Status DBImpl::Put(const WriteOptions& o, const Slice& key, const Slice& val) {
   
  return DB::Put(o, key, val);
}

// Default implementations of convenience methods that subclasses of DB
// can call if they wish
Status DB::Put(const WriteOptions& opt, const Slice& key, const Slice& value) {
   
  WriteBatch batch;
  batch.Put(key, value);
  return Write(opt, &batch);
}

Status DBImpl::Delete(const WriteOptions& options, const Slice& key) {
   
  return DB::Delete(options, key);
}

Status DB::Delete(const WriteOptions& opt, const Slice& key) {
   
  WriteBatch batch;
  batch.Delete(key);
  return Write(opt, &batch);
}

WriteBatch

WriteBatch 封装一个或者多个要写的数据

class LEVELDB_EXPORT WriteBatch {
   
 public:
 
  ...

  WriteBatch();

  // Intentionally copyable.
  WriteBatch(const WriteBatch&) = default;
  WriteBatch& operator=(const WriteBatch&) = default;

  ~WriteBatch() {
    Clear(); }

  // Store the mapping "key->value" in the database.
  void Put(const Slice& key, const Slice& value);

  // If the database contains a mapping for "key", erase it.  Else do nothing.
  void Delete(const Slice& key);

  // WriteBatch header has an 8-byte sequence number followed by a 4-byte count.
  static const size_t kHeader = 12;
  
  // Clear all updates buffered in this batch.
  void Clear() ;

 ...

 private:
  friend class WriteBatchInternal;

  std::string rep_;  // See comment in write_batch.cc for the format of rep_
};

WriteBatch 的 std::string rep_存储了所有通过 Put/Delete 接口传入的数据。
按照一定格式记录了:sequence (8 byte，该WriteBatch中第一条KV的seq), count (4 byte，该WriteBatch总共包含多少条KV), [操作类型(Put or Delete)，key/value的长度及key/value本身]…

Write

外部调写的接口是可以并发的，但leveldb内部保证了写是单线程无并发的

WriterBatch封装了数据，DBImpl::Writer则封装了WriteBatch 和 mutex cond 同步原语，以及是否sync。

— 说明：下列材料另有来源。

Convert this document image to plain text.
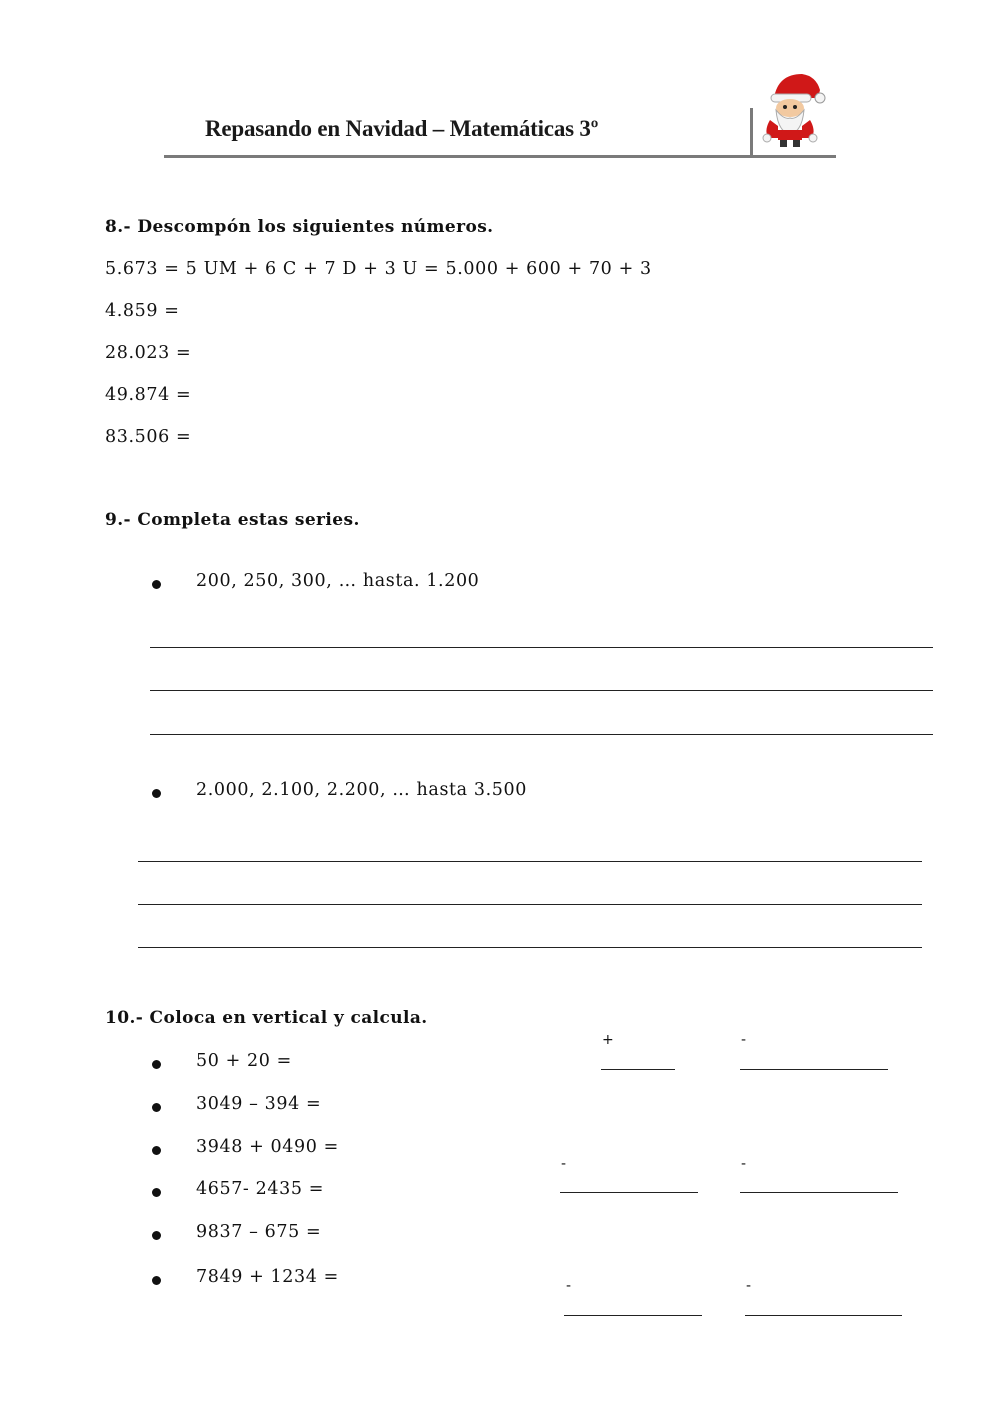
Repasando en Navidad – Matemáticas 3º
8.- Descompón los siguientes números.
5.673 = 5 UM + 6 C + 7 D + 3 U = 5.000 + 600 + 70 + 3
4.859 =
28.023 =
49.874 =
83.506 =
9.- Completa estas series.
200, 250, 300, … hasta. 1.200
2.000, 2.100, 2.200, … hasta 3.500
10.- Coloca en vertical y calcula.
50 + 20 =
3049 – 394 =
3948 + 0490 =
4657- 2435 =
9837 – 675 =
7849 + 1234 =
+	-
-	-
-	-
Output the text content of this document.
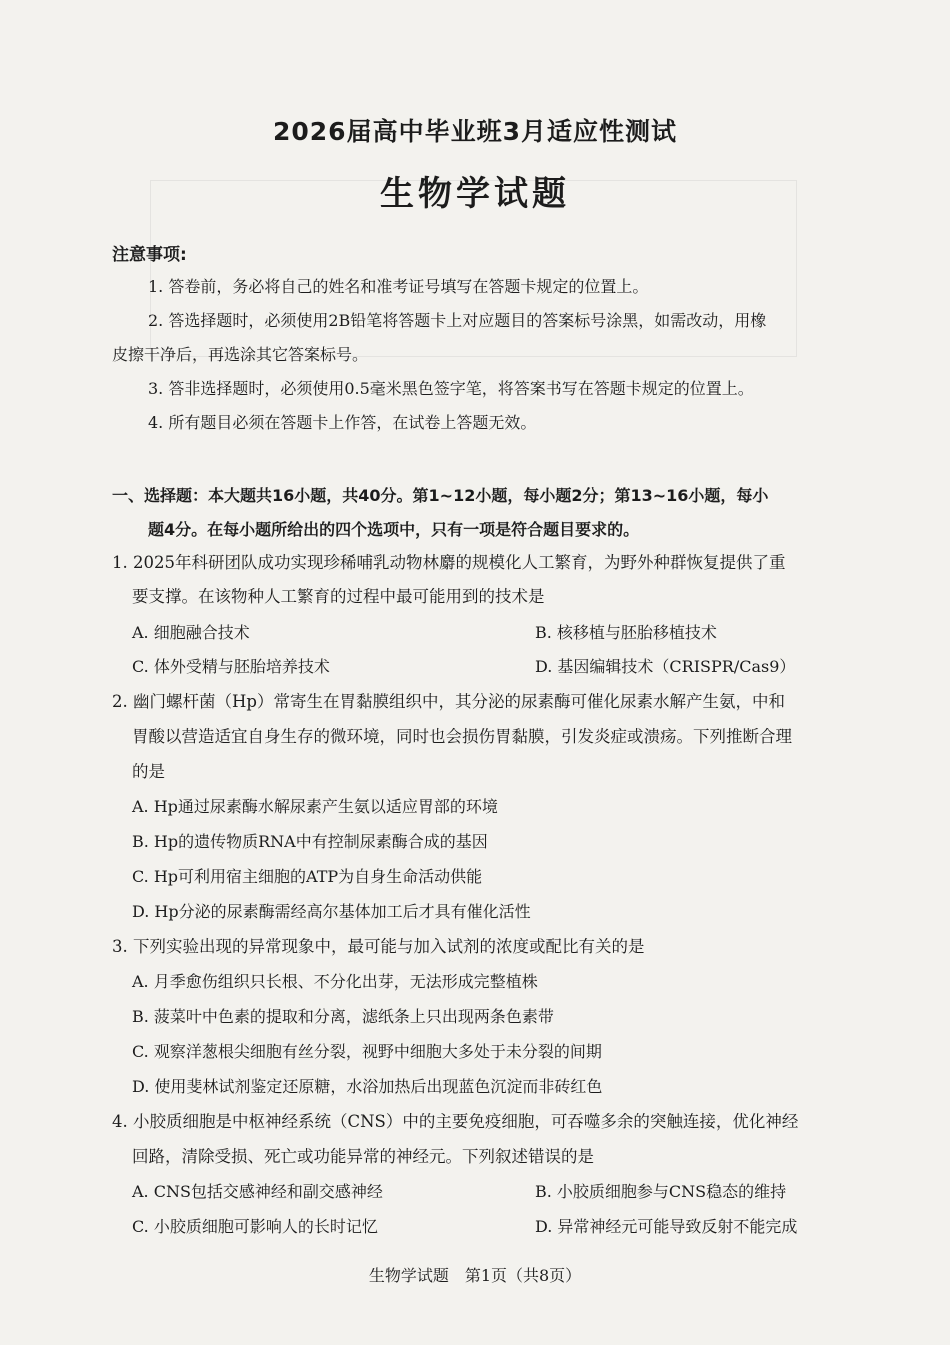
2026届高中毕业班3月适应性测试
生物学试题
注意事项:
1. 答卷前，务必将自己的姓名和准考证号填写在答题卡规定的位置上。
2. 答选择题时，必须使用2B铅笔将答题卡上对应题目的答案标号涂黑，如需改动，用橡
皮擦干净后，再选涂其它答案标号。
3. 答非选择题时，必须使用0.5毫米黑色签字笔，将答案书写在答题卡规定的位置上。
4. 所有题目必须在答题卡上作答，在试卷上答题无效。
一、选择题：本大题共16小题，共40分。第1~12小题，每小题2分；第13~16小题，每小
题4分。在每小题所给出的四个选项中，只有一项是符合题目要求的。
1. 2025年科研团队成功实现珍稀哺乳动物林麝的规模化人工繁育，为野外种群恢复提供了重
要支撑。在该物种人工繁育的过程中最可能用到的技术是
A. 细胞融合技术	B. 核移植与胚胎移植技术
C. 体外受精与胚胎培养技术	D. 基因编辑技术（CRISPR/Cas9）
2. 幽门螺杆菌（Hp）常寄生在胃黏膜组织中，其分泌的尿素酶可催化尿素水解产生氨，中和
胃酸以营造适宜自身生存的微环境，同时也会损伤胃黏膜，引发炎症或溃疡。下列推断合理
的是
A. Hp通过尿素酶水解尿素产生氨以适应胃部的环境
B. Hp的遗传物质RNA中有控制尿素酶合成的基因
C. Hp可利用宿主细胞的ATP为自身生命活动供能
D. Hp分泌的尿素酶需经高尔基体加工后才具有催化活性
3. 下列实验出现的异常现象中，最可能与加入试剂的浓度或配比有关的是
A. 月季愈伤组织只长根、不分化出芽，无法形成完整植株
B. 菠菜叶中色素的提取和分离，滤纸条上只出现两条色素带
C. 观察洋葱根尖细胞有丝分裂，视野中细胞大多处于未分裂的间期
D. 使用斐林试剂鉴定还原糖，水浴加热后出现蓝色沉淀而非砖红色
4. 小胶质细胞是中枢神经系统（CNS）中的主要免疫细胞，可吞噬多余的突触连接，优化神经
回路，清除受损、死亡或功能异常的神经元。下列叙述错误的是
A. CNS包括交感神经和副交感神经	B. 小胶质细胞参与CNS稳态的维持
C. 小胶质细胞可影响人的长时记忆	D. 异常神经元可能导致反射不能完成
生物学试题　第1页（共8页）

// Information kept for every waiting writer
struct DBImpl::Writer {
   
  Status status;
  WriteBatch* batch;
  bool sync;
  bool done;
  port::CondVar cv;

  explicit Writer(port::Mutex* mu) : cv(mu) {
    }
};

先初始化 Writer

Status DBImpl::Write(const WriteOptions& options, WriteBatch* updates) {
   
  Writer w(&mutex_);
  w.batch = updates;
  w.sync = options.sync;
  w.done = false;

把 w 放进 writers_ 队列，只要自己还没有被写入（一定还在队列里），且队列前面还有其他 Writer，这个线程就等着。

  MutexLock l(&mutex_);
  writers_.push_back(&w);
  while (!w.done && &w != writers_.front()) {
   
    w.cv.Wait();
  }
  if (w.done) {
    // 自己已经被写入（一定已经被弹出队列了），可以返回结果了
    return w.status;
  }

走到这里，这时候这个线程的 Writer w 已经是队列的第一个了，且拿到了mutex_

MakeRoomForWrite

  // May temporarily unlock and wait.
  Status status = MakeRoomForWrite(updates == nullptr);

BuildBatchGroup 的作用是聚合队列中多个线程的 WriteBatch 写请求到一个 WriteBatch，当然聚合后的 size 是有上限的，不能过大。

1. last_writer = &w
2. 向后遍历 writers_ 队列，逐渐递增 batch
3. 更新 last_writer, 相当于记录哪些 writer 中的 batch 已经被聚合了，后面不用再写这些 writer。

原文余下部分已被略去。